As nice as event-driven programming can be within the context of WordPress’ hook system, one of the challenges is preventing code from executing every single time the hook is called.

For example, say you’re writing a function that fires during the init action but something happens in WordPress core that triggers the init action to fire again consequently causing your code to fire once again even though it’s unneeded.

Multiply this across however many callbacks spread across however many files and general functionality registered with the hook and you may end up affecting performance and/or executing code that has no need to be run.


Static Variables in Plugin Bootstrap Files

How an LLM thinks this post would look as an image.

One way this can happen is in a plugin’s bootstrap. Case in point: Say your plugin is registered with the init action and then it sets up a registry which in turn instantiates a set of subscribers that register services. Repeating this every single time init is fired is unnecessary.

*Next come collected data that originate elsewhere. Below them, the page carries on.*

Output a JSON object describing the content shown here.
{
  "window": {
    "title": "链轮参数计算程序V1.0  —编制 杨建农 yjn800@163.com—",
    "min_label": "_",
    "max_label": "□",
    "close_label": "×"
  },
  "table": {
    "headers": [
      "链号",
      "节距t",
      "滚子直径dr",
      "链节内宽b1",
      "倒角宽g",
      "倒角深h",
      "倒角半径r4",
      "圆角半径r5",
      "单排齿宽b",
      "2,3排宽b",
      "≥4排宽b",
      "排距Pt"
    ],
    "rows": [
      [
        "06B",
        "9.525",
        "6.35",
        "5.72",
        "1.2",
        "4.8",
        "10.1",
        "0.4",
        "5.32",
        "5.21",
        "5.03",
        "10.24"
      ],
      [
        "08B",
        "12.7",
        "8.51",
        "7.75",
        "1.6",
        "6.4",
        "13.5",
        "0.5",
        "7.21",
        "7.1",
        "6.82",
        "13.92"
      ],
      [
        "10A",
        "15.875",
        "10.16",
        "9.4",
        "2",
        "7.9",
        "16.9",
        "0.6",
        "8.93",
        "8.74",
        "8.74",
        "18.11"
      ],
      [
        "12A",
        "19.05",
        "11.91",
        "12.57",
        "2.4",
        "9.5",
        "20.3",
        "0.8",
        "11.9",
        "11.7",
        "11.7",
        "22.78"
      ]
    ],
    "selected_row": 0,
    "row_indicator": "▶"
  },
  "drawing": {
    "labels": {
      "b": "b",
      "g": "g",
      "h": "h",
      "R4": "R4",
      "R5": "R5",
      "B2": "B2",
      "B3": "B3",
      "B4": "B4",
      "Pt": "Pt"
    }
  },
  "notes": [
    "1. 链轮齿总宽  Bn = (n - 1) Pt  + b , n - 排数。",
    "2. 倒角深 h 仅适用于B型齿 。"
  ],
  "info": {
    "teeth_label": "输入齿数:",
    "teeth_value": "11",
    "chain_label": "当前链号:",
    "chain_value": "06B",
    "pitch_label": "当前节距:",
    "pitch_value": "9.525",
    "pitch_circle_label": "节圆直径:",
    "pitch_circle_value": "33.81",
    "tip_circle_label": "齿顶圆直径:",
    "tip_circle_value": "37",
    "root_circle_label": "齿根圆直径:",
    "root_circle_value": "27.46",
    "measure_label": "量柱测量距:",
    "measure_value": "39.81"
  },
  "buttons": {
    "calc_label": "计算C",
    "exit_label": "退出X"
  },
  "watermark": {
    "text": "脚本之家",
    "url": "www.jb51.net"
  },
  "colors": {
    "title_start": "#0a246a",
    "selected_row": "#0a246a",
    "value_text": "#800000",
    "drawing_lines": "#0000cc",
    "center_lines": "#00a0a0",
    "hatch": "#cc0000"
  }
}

Here’s a way to manage this:

add_action( 'init', 'tm_acme_function', 100);
function tm_acme_function() {
  static $initialized = false;
  if ( $initialized ) {
    return;
  }

  $initialized = true;

  // ... set up the rest of the function.
}

If you know how static variables work, you’re may already be doing this, you’re able to follow the above code, or both. And if that’s the case, there’s nothing else to see here.

But if not, static variables can be useful in this scenario because static variables maintain state between calls whereas regular variables are reinitialized every time the function fires. This means a static variable retains its value across multiple calls to the function.

Static Variables and Plugins

So having an static $initialized flag works like this:

  • $initialized starts as false.
  • When the function runs for the first time, the $initialized variable is set to true.
  • On subsequent calls, the condition if ( $initialized ) prevents the rest of the function from executing, effectively short-circuiting it.

And because of that, this:

  • prevents redundant execution,
  • optimizes performance by avoiding running unnecessary code (especially as it relates to registering duplicate functionality, running multiple queries, or trashing data unintentionally).

If your plugin’s bootstrap registers a callback with a WordPress hook, considering using static variables to prevent code from being called unnecessarily more than once.